M-142-3
Predicting Bycatch in Space: Comparison of Different Approaches
Predicting Bycatch in Space: Comparison of Different Approaches
Nearly all marine fisheries have at least some bycatch, which concerns commercial and recreational fishermen, resource managers, conservationists, and the public. High bycatch rates reduce the efficiency and sustainability of fisheries, but even extremely low bycatch rates can be a problem for protected or rebuilding species. Spatial fishing practices affect bycatch rates, and understanding spatiotemporal patterns in bycatch offers a possibility to improve fisheries management.

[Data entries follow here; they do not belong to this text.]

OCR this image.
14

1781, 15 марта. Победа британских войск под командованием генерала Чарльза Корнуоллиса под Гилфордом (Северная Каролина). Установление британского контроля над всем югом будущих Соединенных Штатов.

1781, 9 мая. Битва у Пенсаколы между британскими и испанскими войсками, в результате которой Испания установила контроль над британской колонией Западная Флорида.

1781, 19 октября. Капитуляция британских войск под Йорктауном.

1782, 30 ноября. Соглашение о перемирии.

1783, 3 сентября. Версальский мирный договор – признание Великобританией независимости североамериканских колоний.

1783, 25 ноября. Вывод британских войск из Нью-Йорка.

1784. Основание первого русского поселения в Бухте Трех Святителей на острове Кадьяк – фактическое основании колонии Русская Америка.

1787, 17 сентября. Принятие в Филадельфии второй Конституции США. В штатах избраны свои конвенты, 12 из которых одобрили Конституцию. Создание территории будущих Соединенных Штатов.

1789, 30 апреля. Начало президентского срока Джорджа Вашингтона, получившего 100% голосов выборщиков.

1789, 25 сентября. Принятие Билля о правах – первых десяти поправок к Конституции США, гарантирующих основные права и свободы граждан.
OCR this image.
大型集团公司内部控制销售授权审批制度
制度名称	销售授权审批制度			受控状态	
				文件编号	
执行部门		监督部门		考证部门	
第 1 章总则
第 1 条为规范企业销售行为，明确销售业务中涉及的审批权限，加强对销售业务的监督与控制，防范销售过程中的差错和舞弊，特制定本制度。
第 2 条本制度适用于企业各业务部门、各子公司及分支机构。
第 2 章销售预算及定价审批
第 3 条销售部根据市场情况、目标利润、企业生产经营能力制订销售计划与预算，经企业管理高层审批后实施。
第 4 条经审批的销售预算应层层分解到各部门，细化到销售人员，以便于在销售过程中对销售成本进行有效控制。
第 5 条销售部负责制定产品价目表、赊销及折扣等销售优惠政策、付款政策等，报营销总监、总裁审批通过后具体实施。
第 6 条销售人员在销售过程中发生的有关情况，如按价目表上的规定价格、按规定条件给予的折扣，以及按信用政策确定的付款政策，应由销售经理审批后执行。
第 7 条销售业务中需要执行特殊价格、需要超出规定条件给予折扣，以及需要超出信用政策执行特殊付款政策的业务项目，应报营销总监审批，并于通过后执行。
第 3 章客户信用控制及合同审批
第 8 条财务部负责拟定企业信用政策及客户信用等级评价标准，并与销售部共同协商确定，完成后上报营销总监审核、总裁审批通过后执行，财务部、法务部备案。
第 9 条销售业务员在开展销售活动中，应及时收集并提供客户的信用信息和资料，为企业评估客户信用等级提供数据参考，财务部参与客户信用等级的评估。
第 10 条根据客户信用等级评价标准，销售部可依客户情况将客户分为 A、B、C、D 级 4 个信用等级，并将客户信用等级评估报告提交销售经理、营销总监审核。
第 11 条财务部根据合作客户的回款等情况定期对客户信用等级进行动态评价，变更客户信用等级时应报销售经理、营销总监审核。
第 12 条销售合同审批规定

We demonstrate the ability of powerful new tools, integrated nested Laplace approximations (INLA) and stochastic partial differential equations (SPDE), to spatially model bycatch in two large U.S. fisheries observer datasets (West Coast Groundfish and Hawaii Longline Observer Programs). We compare the INLA-SPDE approach with other spatial modeling frameworks (GAMs, MaxEnt, random forests, and boosted regression trees), and show how the models' performance differs across a broad range of bycatch rates, from loggerhead sea turtles (0.4%) to blue sharks (89%) in the Hawaii longline fishery, and yelloweye rockfish (0.4%) to Pacific halibut (28%) in the West Coast groundfish fishery. We use area under the ROC curve (AUC) to determine the best model in each case, and use it to produce spatial bycatch prediction maps to help management reduce bycatch.